Les Limites du jeu / The Limits of the Game

 

Sous la direction d’Isabelle Boof-Vermesse, Bruno Monfort,

Anne-Marie Paquet-Deyris et Anne Ullmo

 

Collection Intercalaires : agrégation d’anglais

Nanterre : Presses Universitaires de Paris Ouest, 2014

Broché. 144 pages, ISBN 978-2840161943. 12 €

 

Recension de Laurent Mellet

Université Toulouse Jean-Jaurès

 

 

Cette nouvelle publication sur le roman de Wharton et le film de Davies, qui figurent au programme de l’agrégation d’anglais depuis la session de 2013, comporte dix articles (huit en français, deux en anglais), dont six sur le roman et quatre sur l’adaptation filmique. Ainsi que l’indique la quatrième de couverture, cette collection se propose d’offrir aux préparateurs et aux candidats « un complément aux cours qui se veut une ouverture sur les questions abordées par la recherche contemporaine ». On ne peut que saluer une telle initiative, qui confère à l’ouvrage une perspective particulière et consolide les passerelles entre enseignement et recherche. Comme le sous-titre le laisse entendre, les articles sont ici réunis autour d’une problématique clairement définie, ce qui permet également au livre d’apporter un éclairage précis et complémentaire sur le double corpus retenu. Les articles sont présentés dans une introduction signée par les quatre coordinateurs [9-13], qui s’attachent à justifier la problématique du jeu en évoquant « jeux de rôle », « jeux de dupes » et « mascarade sociale » [9] à l’œuvre chez Wharton. Cette brève introduction est plus laconique sur les limites du jeu dans le film de Davies, et l’on peut également regretter l’absence de bibliographie en fin de chapitre ainsi qu’en fin d’ouvrage. Dans les pages de présentation des auteurs [141-143], de nombreuses coquilles subsistent.

Dans le premier chapitre, « Intuitions littéraires : Le trauma dans The House of Mirth d’Edith Wharton » [15-24], Marc Amfreville met au jour « une véritable poétique du trauma dans le roman » [15] qu’il repère à travers les figures de la répétition, de la disqualification et du frayage.
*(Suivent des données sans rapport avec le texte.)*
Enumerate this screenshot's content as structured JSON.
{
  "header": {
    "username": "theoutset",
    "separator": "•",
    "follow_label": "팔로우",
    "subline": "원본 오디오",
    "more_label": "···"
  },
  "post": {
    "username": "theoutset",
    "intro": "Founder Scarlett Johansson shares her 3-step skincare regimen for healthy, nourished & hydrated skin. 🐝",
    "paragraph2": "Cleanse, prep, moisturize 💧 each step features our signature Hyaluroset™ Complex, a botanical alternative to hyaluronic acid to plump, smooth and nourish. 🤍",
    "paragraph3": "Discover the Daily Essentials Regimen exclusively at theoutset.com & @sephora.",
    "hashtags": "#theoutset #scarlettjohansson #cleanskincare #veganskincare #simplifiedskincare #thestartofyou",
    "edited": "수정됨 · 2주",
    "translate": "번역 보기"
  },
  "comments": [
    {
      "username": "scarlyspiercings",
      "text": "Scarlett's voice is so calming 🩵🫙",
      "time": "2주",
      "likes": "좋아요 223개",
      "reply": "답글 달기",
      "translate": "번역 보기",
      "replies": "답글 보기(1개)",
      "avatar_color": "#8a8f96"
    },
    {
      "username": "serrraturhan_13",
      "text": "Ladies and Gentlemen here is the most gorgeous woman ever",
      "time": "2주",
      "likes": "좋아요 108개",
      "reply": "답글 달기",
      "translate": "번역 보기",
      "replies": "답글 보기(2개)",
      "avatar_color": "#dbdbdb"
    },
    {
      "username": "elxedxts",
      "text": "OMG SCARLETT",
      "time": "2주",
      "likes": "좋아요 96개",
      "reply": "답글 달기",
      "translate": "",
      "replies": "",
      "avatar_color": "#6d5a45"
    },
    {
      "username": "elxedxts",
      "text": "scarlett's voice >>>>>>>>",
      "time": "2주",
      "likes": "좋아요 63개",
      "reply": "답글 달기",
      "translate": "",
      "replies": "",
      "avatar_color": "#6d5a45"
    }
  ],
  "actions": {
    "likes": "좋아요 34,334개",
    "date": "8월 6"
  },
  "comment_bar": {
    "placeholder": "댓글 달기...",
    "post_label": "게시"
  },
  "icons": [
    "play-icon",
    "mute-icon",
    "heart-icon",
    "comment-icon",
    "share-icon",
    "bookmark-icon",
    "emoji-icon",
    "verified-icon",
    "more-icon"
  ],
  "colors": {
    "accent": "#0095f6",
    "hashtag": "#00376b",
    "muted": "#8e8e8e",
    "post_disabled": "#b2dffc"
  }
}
Il convoque les notions de pulsion de mort et de mélancolie collective pour proposer une interprétation de la surprenante paralipse du récit qui passe sous silence l’enfance de Lily. Après quelques rappels et mises en garde bienvenus sur toute approche psychologique ou psychanalytique du texte, M. Amfreville cite Freud et Ferenczi (sur la disqualification des affects) et met en avant la notion de frayage. La structure narrative du roman s’apparente soit à cette relecture possible d’un premier événement traumatique une fois un deuxième choc survenu, soit à un autre modèle du trauma, cumulatif, qui repose sur une suite de drames jamais totalement intégrés par le sujet. Ici comme dans l’ouvrage qu’il a consacré à The House of Mirth, M. Amfreville s’interroge sur le travail du narratif, et sur les effets littéraires et stylistiques de ces agencements psychiques à l’œuvre dans l’écriture. Ainsi, ce chapitre permet de faire la lumière sur les combinaisons particulières du récit de Wharton, et d’ancrer celui-ci dans « une littérature qui conjugue l’extrême individualité, et donc la vérité unique de chaque être, à son inscription dans un faisceau de sens contemporains et collectifs » [24]. Le chapitre suivant, dont l’auteur est Richard Anker, a pour objet « L’étrangeté du Heim dans The House of Mirth » [25-39]. R. Anker démontre que le texte repose sur un dédoublement, ou plutôt un écart entre deux économies : l’intérieur et l’étranger. À partir d’une phrase-phénomène tirée du roman, il analyse les jeux propres à la perception et évoque le stade du miroir lacanien pour comprendre les liens qui unissent l’échec de la représentation et l’économie narrative du roman, et affirmer que c’est la mère de Lily que l’on doit lire/voir dans le personnage de Rosedale. Par leur attention au texte et leur ouverture sur un domaine de recherche précis, ces deux premiers chapitres répondent assurément aux objectifs de la collection Intercalaires tels que rappelés précédemment.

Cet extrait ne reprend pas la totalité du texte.